Governance teams discover the use case only after people have already built habits around it. At that point, the organisation may be dealing with a mix of convenience, unclear permissions, inconsistent restrictions, and incomplete knowledge about where personal information has already gone.
This is why clearer internal review pathways matter. The issue is not only whether a particular use is technically possible. It is whether the organisation has a reliable way to identify when privacy review should happen.¹ ³
Practical questions to ask early
Before a team uses generative AI in a workflow involving real-world information, it should be able to answer:
- Does the use case involve personal or sensitive information?¹ ²
- Is the tool publicly available or privately controlled?¹
- What does the provider do with prompts, outputs, and retained data?¹
- Could the system generate or infer personal information?¹
- Could outputs affect decisions about individuals?¹ ⁶
- Do we need a structured privacy assessment before proceeding?³ ⁵
A simple review logic
Conclusion
Generative AI use should trigger privacy review in Australia whenever it meaningfully changes how personal information is handled, disclosed, analysed, stored, reused, or inferred.¹ ²
The strongest practical triggers are the presence of personal information, the use of publicly available tools, decision-support uses involving individuals, and training or fine-tuning scenarios involving accessible data.¹ ² ⁴
The organisations that manage this well will not wait until informal use becomes embedded.
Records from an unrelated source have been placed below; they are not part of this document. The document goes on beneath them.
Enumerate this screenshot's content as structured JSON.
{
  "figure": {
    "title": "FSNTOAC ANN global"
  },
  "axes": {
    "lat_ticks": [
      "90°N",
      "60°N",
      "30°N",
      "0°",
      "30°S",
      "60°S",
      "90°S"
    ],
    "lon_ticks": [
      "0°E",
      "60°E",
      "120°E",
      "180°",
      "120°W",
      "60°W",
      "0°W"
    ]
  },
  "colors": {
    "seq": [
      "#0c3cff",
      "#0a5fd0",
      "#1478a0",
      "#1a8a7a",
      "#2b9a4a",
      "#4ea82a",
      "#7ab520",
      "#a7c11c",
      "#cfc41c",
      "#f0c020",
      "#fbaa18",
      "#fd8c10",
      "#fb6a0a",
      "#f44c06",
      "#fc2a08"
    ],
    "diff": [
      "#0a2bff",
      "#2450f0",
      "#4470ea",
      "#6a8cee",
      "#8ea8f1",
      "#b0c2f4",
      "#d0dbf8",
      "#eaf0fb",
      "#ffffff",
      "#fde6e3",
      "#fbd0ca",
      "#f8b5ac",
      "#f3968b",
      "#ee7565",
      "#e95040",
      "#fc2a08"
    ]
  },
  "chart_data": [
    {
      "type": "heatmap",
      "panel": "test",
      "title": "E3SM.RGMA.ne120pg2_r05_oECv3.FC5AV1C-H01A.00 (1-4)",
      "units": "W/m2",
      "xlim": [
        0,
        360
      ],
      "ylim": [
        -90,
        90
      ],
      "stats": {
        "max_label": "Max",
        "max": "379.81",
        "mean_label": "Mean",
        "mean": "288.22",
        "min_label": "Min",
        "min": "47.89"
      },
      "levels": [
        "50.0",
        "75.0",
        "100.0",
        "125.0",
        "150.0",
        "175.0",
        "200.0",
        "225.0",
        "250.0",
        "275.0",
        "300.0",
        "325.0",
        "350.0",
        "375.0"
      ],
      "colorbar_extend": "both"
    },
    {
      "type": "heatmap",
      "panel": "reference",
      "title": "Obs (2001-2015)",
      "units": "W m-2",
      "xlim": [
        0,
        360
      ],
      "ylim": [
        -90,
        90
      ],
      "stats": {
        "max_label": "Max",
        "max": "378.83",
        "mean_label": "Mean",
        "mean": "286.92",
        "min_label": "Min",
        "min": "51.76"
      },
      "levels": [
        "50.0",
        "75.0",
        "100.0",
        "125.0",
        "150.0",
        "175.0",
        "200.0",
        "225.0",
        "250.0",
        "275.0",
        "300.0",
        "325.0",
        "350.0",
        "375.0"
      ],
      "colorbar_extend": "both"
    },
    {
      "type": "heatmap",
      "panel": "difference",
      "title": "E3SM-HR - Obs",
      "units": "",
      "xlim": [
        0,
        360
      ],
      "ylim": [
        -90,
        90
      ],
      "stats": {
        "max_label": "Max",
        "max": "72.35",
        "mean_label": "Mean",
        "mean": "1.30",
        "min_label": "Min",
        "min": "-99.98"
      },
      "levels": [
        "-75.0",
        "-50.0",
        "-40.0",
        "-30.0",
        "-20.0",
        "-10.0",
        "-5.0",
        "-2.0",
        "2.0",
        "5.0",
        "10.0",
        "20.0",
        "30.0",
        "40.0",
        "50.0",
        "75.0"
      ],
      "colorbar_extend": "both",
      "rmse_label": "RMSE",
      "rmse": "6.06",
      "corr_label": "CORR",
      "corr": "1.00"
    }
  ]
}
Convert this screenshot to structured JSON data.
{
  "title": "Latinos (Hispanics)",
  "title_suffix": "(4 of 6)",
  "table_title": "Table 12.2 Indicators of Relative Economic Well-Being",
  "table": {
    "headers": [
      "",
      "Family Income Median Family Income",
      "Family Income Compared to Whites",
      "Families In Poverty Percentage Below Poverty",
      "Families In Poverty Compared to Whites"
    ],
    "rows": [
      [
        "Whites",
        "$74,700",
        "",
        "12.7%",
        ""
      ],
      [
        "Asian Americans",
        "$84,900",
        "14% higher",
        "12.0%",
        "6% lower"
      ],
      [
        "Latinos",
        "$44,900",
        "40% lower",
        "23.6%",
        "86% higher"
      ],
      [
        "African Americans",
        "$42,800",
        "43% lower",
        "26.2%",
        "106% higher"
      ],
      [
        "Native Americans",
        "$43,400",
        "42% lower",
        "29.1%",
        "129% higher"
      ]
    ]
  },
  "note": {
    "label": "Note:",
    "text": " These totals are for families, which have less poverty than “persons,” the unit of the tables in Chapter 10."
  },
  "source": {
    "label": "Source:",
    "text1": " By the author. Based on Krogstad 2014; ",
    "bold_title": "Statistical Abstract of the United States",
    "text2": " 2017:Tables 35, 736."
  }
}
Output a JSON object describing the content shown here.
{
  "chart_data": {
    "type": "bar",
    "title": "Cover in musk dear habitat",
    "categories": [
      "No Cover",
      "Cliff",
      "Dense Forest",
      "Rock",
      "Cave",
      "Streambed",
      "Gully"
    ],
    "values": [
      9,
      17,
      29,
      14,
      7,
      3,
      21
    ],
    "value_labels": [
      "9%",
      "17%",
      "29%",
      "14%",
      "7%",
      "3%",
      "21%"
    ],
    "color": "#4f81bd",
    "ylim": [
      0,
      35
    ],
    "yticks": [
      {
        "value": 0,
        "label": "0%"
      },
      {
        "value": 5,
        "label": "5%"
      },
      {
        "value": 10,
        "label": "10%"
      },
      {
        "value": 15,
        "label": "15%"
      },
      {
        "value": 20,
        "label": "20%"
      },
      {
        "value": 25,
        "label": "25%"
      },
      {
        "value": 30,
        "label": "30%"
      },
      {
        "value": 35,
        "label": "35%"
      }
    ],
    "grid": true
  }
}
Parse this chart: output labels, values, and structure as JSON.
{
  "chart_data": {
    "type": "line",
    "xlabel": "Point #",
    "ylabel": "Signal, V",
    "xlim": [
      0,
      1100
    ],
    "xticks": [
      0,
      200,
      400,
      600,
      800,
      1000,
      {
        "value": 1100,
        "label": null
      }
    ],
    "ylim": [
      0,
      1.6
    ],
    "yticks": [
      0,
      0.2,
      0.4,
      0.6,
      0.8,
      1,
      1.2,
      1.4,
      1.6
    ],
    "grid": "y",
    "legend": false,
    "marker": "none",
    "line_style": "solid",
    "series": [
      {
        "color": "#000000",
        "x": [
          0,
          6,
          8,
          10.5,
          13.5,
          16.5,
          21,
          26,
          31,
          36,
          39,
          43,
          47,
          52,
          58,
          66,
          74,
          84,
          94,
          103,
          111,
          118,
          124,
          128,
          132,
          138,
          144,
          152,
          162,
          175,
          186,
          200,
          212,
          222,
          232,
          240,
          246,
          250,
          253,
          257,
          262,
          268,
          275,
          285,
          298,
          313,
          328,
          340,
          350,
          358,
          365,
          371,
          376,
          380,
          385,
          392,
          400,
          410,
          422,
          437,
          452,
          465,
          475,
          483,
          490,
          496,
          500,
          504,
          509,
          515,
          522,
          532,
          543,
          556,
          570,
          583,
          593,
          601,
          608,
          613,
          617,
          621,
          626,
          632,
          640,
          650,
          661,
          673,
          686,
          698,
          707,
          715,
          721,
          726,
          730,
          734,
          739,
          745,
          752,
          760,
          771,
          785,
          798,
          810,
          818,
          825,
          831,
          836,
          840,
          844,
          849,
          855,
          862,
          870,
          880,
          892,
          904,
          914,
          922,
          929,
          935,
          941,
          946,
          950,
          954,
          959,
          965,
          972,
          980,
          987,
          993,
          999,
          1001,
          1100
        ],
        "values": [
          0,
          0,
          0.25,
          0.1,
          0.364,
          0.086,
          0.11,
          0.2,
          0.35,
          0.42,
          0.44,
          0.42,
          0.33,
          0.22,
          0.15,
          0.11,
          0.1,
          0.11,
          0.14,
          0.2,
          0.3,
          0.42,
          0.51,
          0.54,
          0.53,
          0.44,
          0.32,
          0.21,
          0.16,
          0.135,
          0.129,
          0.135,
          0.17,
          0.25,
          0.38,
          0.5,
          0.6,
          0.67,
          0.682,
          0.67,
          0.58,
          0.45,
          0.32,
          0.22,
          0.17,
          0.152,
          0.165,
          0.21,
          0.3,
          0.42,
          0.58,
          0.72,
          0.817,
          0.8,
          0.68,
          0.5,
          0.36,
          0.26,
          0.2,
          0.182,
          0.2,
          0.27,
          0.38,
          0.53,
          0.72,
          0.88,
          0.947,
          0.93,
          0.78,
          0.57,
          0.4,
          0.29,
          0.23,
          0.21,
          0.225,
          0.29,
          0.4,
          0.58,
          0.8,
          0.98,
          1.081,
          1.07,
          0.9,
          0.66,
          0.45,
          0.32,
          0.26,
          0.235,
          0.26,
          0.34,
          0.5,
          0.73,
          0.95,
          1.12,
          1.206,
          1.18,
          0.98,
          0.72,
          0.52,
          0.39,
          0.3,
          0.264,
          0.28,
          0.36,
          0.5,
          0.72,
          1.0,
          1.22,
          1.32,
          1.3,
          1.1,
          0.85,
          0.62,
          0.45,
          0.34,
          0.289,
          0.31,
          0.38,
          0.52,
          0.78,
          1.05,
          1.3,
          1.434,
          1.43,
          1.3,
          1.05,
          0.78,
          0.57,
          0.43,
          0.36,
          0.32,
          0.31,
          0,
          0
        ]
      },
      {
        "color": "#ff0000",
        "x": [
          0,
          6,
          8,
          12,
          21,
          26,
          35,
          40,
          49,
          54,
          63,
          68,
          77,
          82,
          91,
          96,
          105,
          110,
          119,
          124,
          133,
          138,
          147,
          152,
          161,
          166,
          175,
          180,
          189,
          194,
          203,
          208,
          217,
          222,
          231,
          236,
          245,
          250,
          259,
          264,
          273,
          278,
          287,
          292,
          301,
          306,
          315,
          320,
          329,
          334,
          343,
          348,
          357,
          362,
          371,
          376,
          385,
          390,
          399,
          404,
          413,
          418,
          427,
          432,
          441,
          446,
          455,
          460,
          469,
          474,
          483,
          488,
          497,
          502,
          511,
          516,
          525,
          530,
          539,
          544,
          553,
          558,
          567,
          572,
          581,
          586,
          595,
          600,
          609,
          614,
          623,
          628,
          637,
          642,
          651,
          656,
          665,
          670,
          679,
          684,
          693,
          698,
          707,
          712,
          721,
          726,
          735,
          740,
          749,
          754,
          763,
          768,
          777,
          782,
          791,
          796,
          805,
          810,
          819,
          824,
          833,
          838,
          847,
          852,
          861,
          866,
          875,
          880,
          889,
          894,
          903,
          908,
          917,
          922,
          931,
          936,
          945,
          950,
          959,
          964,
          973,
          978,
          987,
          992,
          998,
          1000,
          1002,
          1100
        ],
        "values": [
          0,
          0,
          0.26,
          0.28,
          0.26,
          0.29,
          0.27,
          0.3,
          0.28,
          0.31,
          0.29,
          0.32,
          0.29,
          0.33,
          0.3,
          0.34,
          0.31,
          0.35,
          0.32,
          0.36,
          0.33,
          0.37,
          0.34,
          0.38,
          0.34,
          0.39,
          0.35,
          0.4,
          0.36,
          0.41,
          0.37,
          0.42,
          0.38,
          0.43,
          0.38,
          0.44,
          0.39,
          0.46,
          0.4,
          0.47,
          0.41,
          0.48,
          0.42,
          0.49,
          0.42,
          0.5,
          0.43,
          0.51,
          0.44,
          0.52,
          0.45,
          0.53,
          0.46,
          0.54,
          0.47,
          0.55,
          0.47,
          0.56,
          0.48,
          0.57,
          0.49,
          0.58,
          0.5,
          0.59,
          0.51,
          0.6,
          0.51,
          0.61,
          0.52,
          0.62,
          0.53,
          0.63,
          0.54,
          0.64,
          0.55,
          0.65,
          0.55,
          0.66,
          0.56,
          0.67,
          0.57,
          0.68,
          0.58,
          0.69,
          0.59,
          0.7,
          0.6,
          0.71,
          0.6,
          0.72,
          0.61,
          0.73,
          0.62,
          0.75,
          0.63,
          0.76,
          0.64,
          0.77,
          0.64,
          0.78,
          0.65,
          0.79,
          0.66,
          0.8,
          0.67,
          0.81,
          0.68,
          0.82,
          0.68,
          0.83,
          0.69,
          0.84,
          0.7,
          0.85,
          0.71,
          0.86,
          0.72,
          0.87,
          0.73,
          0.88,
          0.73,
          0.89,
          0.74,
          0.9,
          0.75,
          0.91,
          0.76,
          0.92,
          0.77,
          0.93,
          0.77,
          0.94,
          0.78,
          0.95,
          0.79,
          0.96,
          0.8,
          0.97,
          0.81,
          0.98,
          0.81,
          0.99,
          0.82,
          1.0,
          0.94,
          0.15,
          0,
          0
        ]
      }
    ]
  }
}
They will create clearer pathways for early review, stronger restrictions where needed, and better documentation for why a use case is acceptable, limited, or prohibited.¹ ³ ⁵
References
- OAIC, Guidance on privacy and the use of commercially available AI products.
- OAIC, Guidance on privacy and developing and training generative AI models.
- OAIC, Guide to undertaking privacy impact assessments.
- OAIC, New AI guidance makes privacy compliance easier for business.
- OAIC, 10 steps to undertaking a privacy impact assessment.
- OAIC, Checklist: Privacy considerations when selecting a commercially available AI product.